In a US Senate hearing, National Security Agency (NSA) Director Keith Alexander said the programmes had disrupted dozens of terror plots.

And US Secretary of State John Kerry said they showed a "delicate but vital balance" between privacy and security.

Meanwhile, the leaker has pledged to fight extradition to the US.

Edward Snowden fled his home in Hawaii for Hong Kong shortly before reports of top secret programmes were published by the Guardian and Washington Post newspapers last week.

The 29-year-old former CIA and NSA contract worker has admitted giving the newspapers information about NSA programmes to seize vast quantities of data on telephone calls and internet communications from US internet and telephone companies.

US officials have confirmed the programmes exist, with President Barack Obama saying they were overseen by Congress and the courts.

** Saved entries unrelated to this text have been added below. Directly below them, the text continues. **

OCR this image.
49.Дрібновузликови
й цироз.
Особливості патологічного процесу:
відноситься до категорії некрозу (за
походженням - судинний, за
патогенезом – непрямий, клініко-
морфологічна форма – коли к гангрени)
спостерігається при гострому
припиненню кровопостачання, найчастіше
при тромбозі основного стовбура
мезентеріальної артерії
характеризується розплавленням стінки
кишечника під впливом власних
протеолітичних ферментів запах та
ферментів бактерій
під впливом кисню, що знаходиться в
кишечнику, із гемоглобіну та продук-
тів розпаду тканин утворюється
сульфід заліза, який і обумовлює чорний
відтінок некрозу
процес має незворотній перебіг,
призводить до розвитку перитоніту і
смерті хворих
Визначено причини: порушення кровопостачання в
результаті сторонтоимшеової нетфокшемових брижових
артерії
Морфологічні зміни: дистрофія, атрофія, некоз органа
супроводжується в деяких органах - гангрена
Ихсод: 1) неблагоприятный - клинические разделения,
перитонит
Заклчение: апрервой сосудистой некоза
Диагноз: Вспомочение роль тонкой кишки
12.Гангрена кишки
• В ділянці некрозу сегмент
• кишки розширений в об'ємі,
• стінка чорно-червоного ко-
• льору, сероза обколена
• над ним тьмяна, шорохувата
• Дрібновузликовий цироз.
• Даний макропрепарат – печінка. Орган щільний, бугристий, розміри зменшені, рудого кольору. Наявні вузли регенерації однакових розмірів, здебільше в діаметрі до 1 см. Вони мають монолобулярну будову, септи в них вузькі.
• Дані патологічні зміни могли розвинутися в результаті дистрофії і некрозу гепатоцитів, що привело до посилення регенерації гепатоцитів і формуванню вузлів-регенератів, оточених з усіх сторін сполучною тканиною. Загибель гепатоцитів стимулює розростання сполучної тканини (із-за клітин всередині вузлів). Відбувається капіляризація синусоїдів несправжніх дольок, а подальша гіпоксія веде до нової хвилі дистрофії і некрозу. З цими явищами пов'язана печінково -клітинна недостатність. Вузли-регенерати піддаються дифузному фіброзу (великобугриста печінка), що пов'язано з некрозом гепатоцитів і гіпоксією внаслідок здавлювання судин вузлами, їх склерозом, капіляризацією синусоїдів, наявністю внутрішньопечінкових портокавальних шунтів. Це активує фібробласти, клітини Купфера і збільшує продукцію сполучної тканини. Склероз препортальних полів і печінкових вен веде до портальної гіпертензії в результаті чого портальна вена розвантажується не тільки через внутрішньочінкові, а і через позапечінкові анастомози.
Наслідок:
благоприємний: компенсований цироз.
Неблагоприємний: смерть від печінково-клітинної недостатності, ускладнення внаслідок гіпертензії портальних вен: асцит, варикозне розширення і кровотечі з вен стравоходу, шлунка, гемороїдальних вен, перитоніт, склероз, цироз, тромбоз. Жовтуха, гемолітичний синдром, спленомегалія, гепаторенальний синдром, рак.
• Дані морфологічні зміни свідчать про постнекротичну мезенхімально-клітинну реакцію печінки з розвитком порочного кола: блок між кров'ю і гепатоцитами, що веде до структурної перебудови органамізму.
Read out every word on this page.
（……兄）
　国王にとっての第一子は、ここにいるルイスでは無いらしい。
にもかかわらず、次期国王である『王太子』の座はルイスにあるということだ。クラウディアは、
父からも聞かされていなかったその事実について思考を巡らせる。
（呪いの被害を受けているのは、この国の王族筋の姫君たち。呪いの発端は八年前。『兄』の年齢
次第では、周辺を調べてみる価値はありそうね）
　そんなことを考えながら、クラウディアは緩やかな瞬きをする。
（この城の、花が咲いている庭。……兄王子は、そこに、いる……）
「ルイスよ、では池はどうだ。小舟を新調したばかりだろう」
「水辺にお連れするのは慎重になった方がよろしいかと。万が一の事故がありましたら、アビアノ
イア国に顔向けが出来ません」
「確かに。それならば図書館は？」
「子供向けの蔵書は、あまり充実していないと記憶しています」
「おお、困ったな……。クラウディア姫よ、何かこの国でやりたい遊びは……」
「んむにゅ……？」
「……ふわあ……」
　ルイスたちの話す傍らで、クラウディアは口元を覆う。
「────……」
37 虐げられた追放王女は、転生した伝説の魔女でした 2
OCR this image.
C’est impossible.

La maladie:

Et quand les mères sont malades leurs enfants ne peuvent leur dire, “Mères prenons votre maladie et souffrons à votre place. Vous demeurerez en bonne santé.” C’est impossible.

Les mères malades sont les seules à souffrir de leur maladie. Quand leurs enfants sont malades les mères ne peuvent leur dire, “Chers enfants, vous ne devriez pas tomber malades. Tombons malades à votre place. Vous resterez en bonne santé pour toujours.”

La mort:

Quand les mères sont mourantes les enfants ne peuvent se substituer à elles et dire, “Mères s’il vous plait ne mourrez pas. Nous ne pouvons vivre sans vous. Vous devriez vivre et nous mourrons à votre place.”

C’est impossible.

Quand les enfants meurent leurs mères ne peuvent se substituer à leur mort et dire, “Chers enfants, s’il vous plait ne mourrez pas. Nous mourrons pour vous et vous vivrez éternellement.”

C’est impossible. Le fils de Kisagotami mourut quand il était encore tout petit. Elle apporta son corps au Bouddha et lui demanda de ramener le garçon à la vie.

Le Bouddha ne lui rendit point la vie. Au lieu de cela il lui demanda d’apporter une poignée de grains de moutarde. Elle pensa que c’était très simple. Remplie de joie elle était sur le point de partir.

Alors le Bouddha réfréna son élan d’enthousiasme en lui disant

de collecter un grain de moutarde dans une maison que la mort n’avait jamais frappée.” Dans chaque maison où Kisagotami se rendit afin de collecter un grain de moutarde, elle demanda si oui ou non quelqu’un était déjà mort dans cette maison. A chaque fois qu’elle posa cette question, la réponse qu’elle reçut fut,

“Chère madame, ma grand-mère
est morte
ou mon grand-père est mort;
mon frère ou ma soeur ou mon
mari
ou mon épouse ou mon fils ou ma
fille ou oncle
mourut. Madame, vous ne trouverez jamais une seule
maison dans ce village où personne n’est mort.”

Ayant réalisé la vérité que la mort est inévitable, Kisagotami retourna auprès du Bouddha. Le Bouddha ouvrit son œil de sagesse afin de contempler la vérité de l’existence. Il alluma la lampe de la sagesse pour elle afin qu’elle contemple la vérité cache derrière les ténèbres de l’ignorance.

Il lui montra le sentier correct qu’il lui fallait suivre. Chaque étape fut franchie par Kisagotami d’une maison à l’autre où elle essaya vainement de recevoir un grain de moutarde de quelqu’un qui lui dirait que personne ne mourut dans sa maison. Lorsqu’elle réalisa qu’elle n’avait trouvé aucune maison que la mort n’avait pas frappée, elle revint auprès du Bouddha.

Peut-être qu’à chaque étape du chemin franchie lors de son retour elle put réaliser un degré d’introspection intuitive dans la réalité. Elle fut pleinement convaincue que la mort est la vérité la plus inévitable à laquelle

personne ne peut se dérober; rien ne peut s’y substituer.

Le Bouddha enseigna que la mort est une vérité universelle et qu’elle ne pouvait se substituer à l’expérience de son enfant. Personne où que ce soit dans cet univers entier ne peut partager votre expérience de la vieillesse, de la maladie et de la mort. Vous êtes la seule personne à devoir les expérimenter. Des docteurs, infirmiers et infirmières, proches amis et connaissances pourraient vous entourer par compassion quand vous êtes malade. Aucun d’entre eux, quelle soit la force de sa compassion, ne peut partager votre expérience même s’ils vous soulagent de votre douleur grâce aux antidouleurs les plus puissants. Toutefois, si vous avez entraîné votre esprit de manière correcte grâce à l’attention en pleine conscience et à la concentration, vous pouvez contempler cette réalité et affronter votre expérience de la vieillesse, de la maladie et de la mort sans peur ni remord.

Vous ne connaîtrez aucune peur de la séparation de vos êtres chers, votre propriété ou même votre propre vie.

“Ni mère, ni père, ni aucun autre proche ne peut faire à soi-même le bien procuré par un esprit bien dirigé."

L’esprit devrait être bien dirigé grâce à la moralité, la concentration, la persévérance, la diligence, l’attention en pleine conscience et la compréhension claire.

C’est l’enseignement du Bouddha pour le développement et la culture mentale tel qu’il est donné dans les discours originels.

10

'Compliance and oversight'

And officials have defended the programmes as vital national security tools.

"It's dozens of terrorist events that these have helped prevent," Gen Alexander said on Wednesday at a hearing of the US Senate intelligence committee.

And he backed the workers who run the programmes.

"Our nation has invested a lot in these people. They do this lawfully. They take compliance oversight, protecting civil liberties, privacy and security of this nation to their heart every day," he said.

But Gen Alexander said the agency needed to investigate how Mr Snowden, a relatively low-ranking contract employee, had been able to obtain and leak such sensitive information.

The processes "absolutely need to be looked at," he told lawmakers.

"In the IT arena, in the cyber arena, some of these folks have tremendous skills to operate networks."

The information leaked by Mr Snowden has undoubtedly angered the US government, but so far he has not been charged by the authorities, nor is he the subject of an extradition request.

European leaders have also expressed concerns over the scale of the programmes and have demanded to know whether the rights of EU citizens had been infringed.

Meanwhile, in a news conference alongside UK Foreign Secretary William Hague, Mr Kerry said: "With respect to privacy, freedom and the constitution I think over time, this will withstand scrutiny and people will understand it."